I thought you were supposed to be a fantasist, right? Isn't that basically the deal with you? You dream things up. Isn't that true?
The Old Man sounds the way one might imagine Sam Shepard's own father asking him about his career. As a playwright and actor, Shepard took a very different path than his Air Force retired, and later, farmer father. Shepard's artistic path might be perceived as unpractical by his father's generation. The Old Man expresses this sentiment to Eddie. Perhaps the Old Man has been far away from Eddie for some time and has heard through word of mouth or by letter or phone call what Eddie has been up to lately. The only indication of Eddie's occupation is when May calls him a stuntman. Whether or not Eddie is indeed a stuntman or if that is just a name May calls him to describe his risk taking and love for rodeo and ranch activities is not important.
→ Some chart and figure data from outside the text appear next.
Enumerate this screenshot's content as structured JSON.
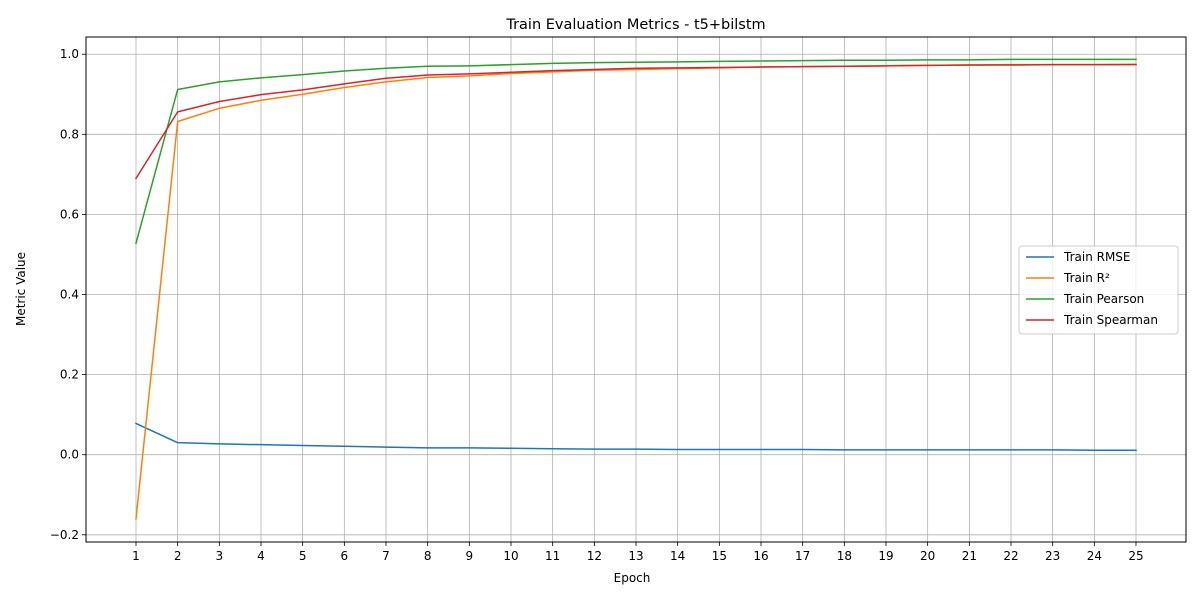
{
  "chart_data": {
    "type": "line",
    "title": "Train Evaluation Metrics - t5+bilstm",
    "xlabel": "Epoch",
    "ylabel": "Metric Value",
    "x": [
      1,
      2,
      3,
      4,
      5,
      6,
      7,
      8,
      9,
      10,
      11,
      12,
      13,
      14,
      15,
      16,
      17,
      18,
      19,
      20,
      21,
      22,
      23,
      24,
      25
    ],
    "xlim": [
      -0.2,
      26.2
    ],
    "ylim": [
      -0.218,
      1.043
    ],
    "yticks": [
      -0.2,
      0.0,
      0.2,
      0.4,
      0.6,
      0.8,
      1.0
    ],
    "ytick_labels": [
      "−0.2",
      "0.0",
      "0.2",
      "0.4",
      "0.6",
      "0.8",
      "1.0"
    ],
    "grid": true,
    "legend_position": "center-right",
    "series": [
      {
        "name": "Train RMSE",
        "color": "#1f77b4",
        "values": [
          0.078,
          0.03,
          0.027,
          0.025,
          0.023,
          0.021,
          0.019,
          0.017,
          0.017,
          0.016,
          0.015,
          0.014,
          0.014,
          0.013,
          0.013,
          0.013,
          0.013,
          0.012,
          0.012,
          0.012,
          0.012,
          0.012,
          0.012,
          0.011,
          0.011
        ]
      },
      {
        "name": "Train R²",
        "color": "#ff7f0e",
        "values": [
          -0.16,
          0.832,
          0.865,
          0.885,
          0.9,
          0.917,
          0.931,
          0.942,
          0.946,
          0.952,
          0.956,
          0.96,
          0.962,
          0.964,
          0.966,
          0.968,
          0.969,
          0.97,
          0.971,
          0.972,
          0.973,
          0.974,
          0.974,
          0.974,
          0.975
        ]
      },
      {
        "name": "Train Pearson",
        "color": "#2ca02c",
        "values": [
          0.528,
          0.912,
          0.931,
          0.941,
          0.949,
          0.958,
          0.965,
          0.97,
          0.971,
          0.974,
          0.977,
          0.979,
          0.98,
          0.981,
          0.982,
          0.983,
          0.984,
          0.985,
          0.985,
          0.986,
          0.986,
          0.987,
          0.987,
          0.987,
          0.987
        ]
      },
      {
        "name": "Train Spearman",
        "color": "#d62728",
        "values": [
          0.69,
          0.856,
          0.882,
          0.899,
          0.911,
          0.926,
          0.94,
          0.948,
          0.951,
          0.955,
          0.959,
          0.962,
          0.965,
          0.966,
          0.967,
          0.968,
          0.969,
          0.97,
          0.971,
          0.972,
          0.973,
          0.973,
          0.974,
          0.974,
          0.974
        ]
      }
    ]
  }
}
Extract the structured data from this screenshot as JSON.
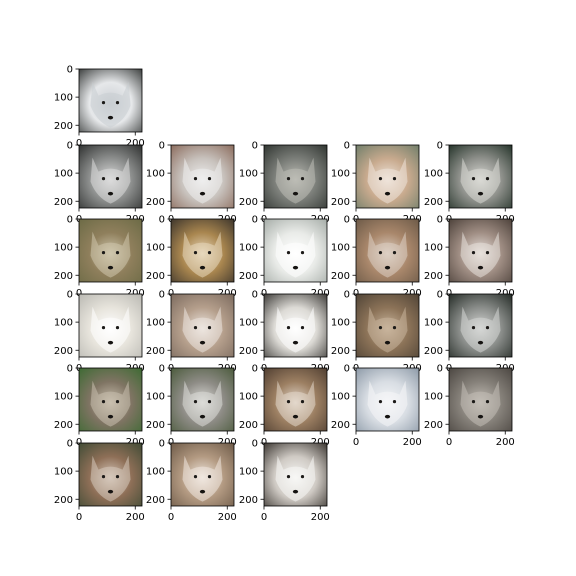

The Old Man describes Eddie as a "fantasist" that applies to Eddie in the way he lives his life and views the world. Eddie has a hard time living in reality. He enjoys living in the moment like when he decided to drive thousands of miles because he missed May's neck, but he cannot live with the truth. He denies his affair with the Countess even when she shows up at May's motel room. Eddie does not let the fact that he and May are siblings bother him or stop him in his pursuit of her as his lover. He also perceives his actions in the past with a silver lining instead of the way May sees them—as reprehensible and hurtful. Eddie says that lies are not lies if you believe in them. His perception of his life is an illusion. He decides for himself what is moral, what is true, and what is possible. This idealism is somewhat charming in Eddie, but also prevents him from facing his reality which includes the feelings of others including May.